Unlike the other islands in the Bay of Naples, Capri is not of volcanic origin; it may be a continuation of the limestone Sorrentine peninsula.
Limestone caves on Capri have yielded rich prehistoric and Neolithic finds. The island is thought to have been settled by Greeks from Cumae in the sixth century BC and later by other Greeks from Neapolis, but it was the Romans in the early imperial period who really left their mark. Emperor Augustus vacationed here; Tiberius built a dozen villas around the island, and, in later years, he refused to return to Rome, even when he was near death. Capri was one of the strongholds of the 16th-century pirate Barbarossa, who first sacked it and then made it a fortress.
In 1806 the British wanted to turn the island into another Gibraltar and were beginning to build fortifications until the French took it away from them in 1808. Over the next century, from the opening of its first hotel in 1826, Capri saw an influx of visitors that reads like a Who's Who of literature and politics, especially in the early decades of the 20th century.

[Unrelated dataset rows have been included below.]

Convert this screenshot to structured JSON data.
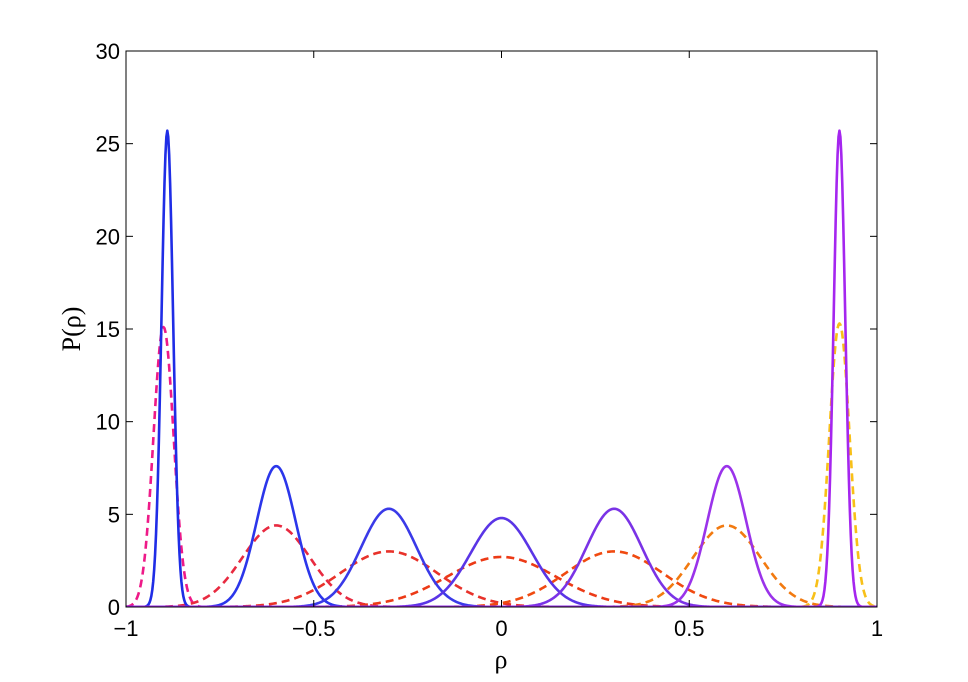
{
  "chart_data": {
    "type": "line",
    "title": "",
    "xlabel": "ρ",
    "ylabel": "P(ρ)",
    "xlim": [
      -1,
      1
    ],
    "ylim": [
      0,
      30
    ],
    "xticks": [
      -1,
      -0.5,
      0,
      0.5,
      1
    ],
    "xtick_labels": [
      "−1",
      "−0.5",
      "0",
      "0.5",
      "1"
    ],
    "yticks": [
      0,
      5,
      10,
      15,
      20,
      25,
      30
    ],
    "ytick_labels": [
      "0",
      "5",
      "10",
      "15",
      "20",
      "25",
      "30"
    ],
    "grid": false,
    "legend": "none",
    "series": [
      {
        "style": "solid",
        "color": "#1f2de6",
        "peak_x": -0.89,
        "peak_y": 25.7,
        "width": 0.0155
      },
      {
        "style": "solid",
        "color": "#2b36ea",
        "peak_x": -0.6,
        "peak_y": 7.6,
        "width": 0.052
      },
      {
        "style": "solid",
        "color": "#3a3ae8",
        "peak_x": -0.3,
        "peak_y": 5.3,
        "width": 0.074
      },
      {
        "style": "solid",
        "color": "#5a35e6",
        "peak_x": 0.0,
        "peak_y": 4.8,
        "width": 0.082
      },
      {
        "style": "solid",
        "color": "#7a33e6",
        "peak_x": 0.3,
        "peak_y": 5.3,
        "width": 0.074
      },
      {
        "style": "solid",
        "color": "#9a33ea",
        "peak_x": 0.6,
        "peak_y": 7.6,
        "width": 0.052
      },
      {
        "style": "solid",
        "color": "#a526ef",
        "peak_x": 0.9,
        "peak_y": 25.7,
        "width": 0.0155
      },
      {
        "style": "dashed",
        "color": "#ee1a88",
        "peak_x": -0.9,
        "peak_y": 15.1,
        "width": 0.027
      },
      {
        "style": "dashed",
        "color": "#e82a40",
        "peak_x": -0.6,
        "peak_y": 4.4,
        "width": 0.09
      },
      {
        "style": "dashed",
        "color": "#e8322a",
        "peak_x": -0.3,
        "peak_y": 3.0,
        "width": 0.13
      },
      {
        "style": "dashed",
        "color": "#ec3a16",
        "peak_x": 0.0,
        "peak_y": 2.7,
        "width": 0.145
      },
      {
        "style": "dashed",
        "color": "#f04a10",
        "peak_x": 0.3,
        "peak_y": 3.0,
        "width": 0.13
      },
      {
        "style": "dashed",
        "color": "#f27a10",
        "peak_x": 0.6,
        "peak_y": 4.4,
        "width": 0.09
      },
      {
        "style": "dashed",
        "color": "#f8c018",
        "peak_x": 0.9,
        "peak_y": 15.3,
        "width": 0.027
      }
    ]
  }
}
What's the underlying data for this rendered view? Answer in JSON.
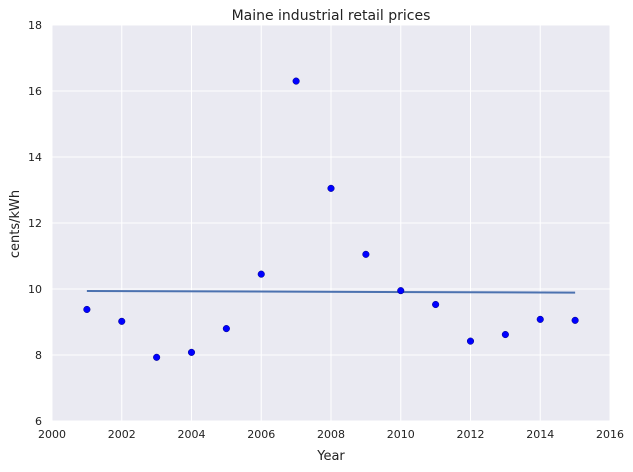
{
  "chart_data": {
    "type": "scatter",
    "title": "Maine   industrial retail prices",
    "xlabel": "Year",
    "ylabel": "cents/kWh",
    "xlim": [
      2000,
      2016
    ],
    "ylim": [
      6,
      18
    ],
    "xticks": [
      "2000",
      "2002",
      "2004",
      "2006",
      "2008",
      "2010",
      "2012",
      "2014",
      "2016"
    ],
    "yticks": [
      "6",
      "8",
      "10",
      "12",
      "14",
      "16",
      "18"
    ],
    "grid": true,
    "points": {
      "x": [
        2001,
        2002,
        2003,
        2004,
        2005,
        2006,
        2007,
        2008,
        2009,
        2010,
        2011,
        2012,
        2013,
        2014,
        2015
      ],
      "y": [
        9.38,
        9.02,
        7.93,
        8.08,
        8.8,
        10.45,
        16.3,
        13.05,
        11.05,
        9.95,
        9.53,
        8.42,
        8.62,
        9.08,
        9.05
      ]
    },
    "trend_line": {
      "x": [
        2001,
        2015
      ],
      "y": [
        9.94,
        9.89
      ]
    },
    "colors": {
      "background": "#eaeaf2",
      "grid": "#ffffff",
      "points": "#0000ff",
      "trend_line": "#4c72b0"
    }
  }
}
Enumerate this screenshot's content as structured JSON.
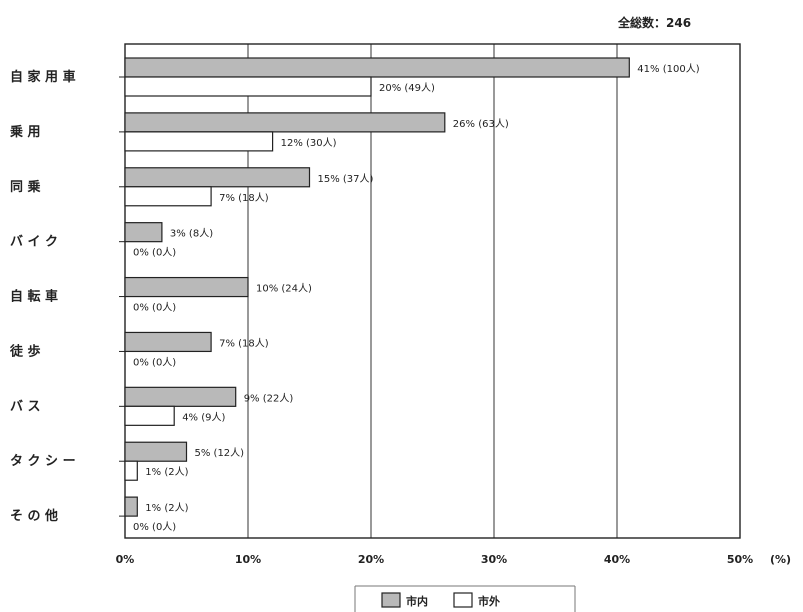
{
  "chart_data": {
    "type": "bar",
    "orientation": "horizontal",
    "total_label": "全総数：246",
    "categories": [
      "自家用車",
      "乗用",
      "同乗",
      "バイク",
      "自転車",
      "徒歩",
      "バス",
      "タクシー",
      "その他"
    ],
    "category_labels": [
      "自 家 用 車",
      "乗 用",
      "同 乗",
      "バ イ ク",
      "自 転 車",
      "徒 歩",
      "バ ス",
      "タ ク シ ー",
      "そ の 他"
    ],
    "series": [
      {
        "name": "市内",
        "color": "#b9b9b9",
        "values": [
          41,
          26,
          15,
          3,
          10,
          7,
          9,
          5,
          1
        ],
        "labels": [
          "41% (100人)",
          "26% (63人)",
          "15% (37人)",
          "3% (8人)",
          "10% (24人)",
          "7% (18人)",
          "9% (22人)",
          "5% (12人)",
          "1% (2人)"
        ]
      },
      {
        "name": "市外",
        "color": "#ffffff",
        "values": [
          20,
          12,
          7,
          0,
          0,
          0,
          4,
          1,
          0
        ],
        "labels": [
          "20% (49人)",
          "12% (30人)",
          "7% (18人)",
          "0% (0人)",
          "0% (0人)",
          "0% (0人)",
          "4% (9人)",
          "1% (2人)",
          "0% (0人)"
        ]
      }
    ],
    "xlim": [
      0,
      50
    ],
    "xticks": [
      "0%",
      "10%",
      "20%",
      "30%",
      "40%",
      "50%"
    ],
    "unit_label": "(%)",
    "grid": true,
    "legend_position": "bottom-center"
  }
}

From Capri Town, the 45 minute hike east to Villa Jovis, the grandest of those built by Tiberius, is strenous but rewarding. Follow the signs for Villa Jovis, taking Via Le Botteghe from the Piazzetta, then continuing along Bia Croce and Via Tiberio. At the end of a lane that climbs the steep hill, with pretty views all the way, you come to the precipice over which the emperor reputedly disposed of the victims of his perverse attentions. From a natural terrace above, near a chapel, are spectacular views of the entire Bay of Naples and, on clear days, part of the Gulf of Salerno. Here starts the footpath around the some what neglected ruins of Tiberius's palace.
Giardini di Augusto
From the terraces of Giardini di Augusto, a beatifully planted public garden with excellent views, you can see the village of Marina Piccola below and admire the steep and winding Via Krupp, actually a staircase cut into the rock. Friedrich Krupp, the German arms manufacturer, loved Capri and became one of the island's most generous benefactors.
Only when the Grotta Azzurra was 'discovered' in 1826 by the Polish poet August Kopisch and Swiss artist Ernest Fries, did Capri become a tourist haven. The watery cave's blue beauty became a symbol of the return to nature and revolt from reason that marked the Romantic era, and it soon became a required stop on the Grand Tour. Infact, the grotto had long been a local landmark. During the Roman era - as testified by the extensive reamins, primarily below sea level, and several large statues now at the Certosa di San Giacomo - it had been the elegant, mosaic-decorated nymphaeum of the adjoining villa of Gradola. Historians can't quite agree if it was simply a lovely little pavilion where rich patricians would cool themselves or truly a religious site where sacred mysteries were practiced. The water's extraordinary saphire color is caused by a hidden opening in the rock that refracts the light. At highest illumination the very air inside seems tinted blue.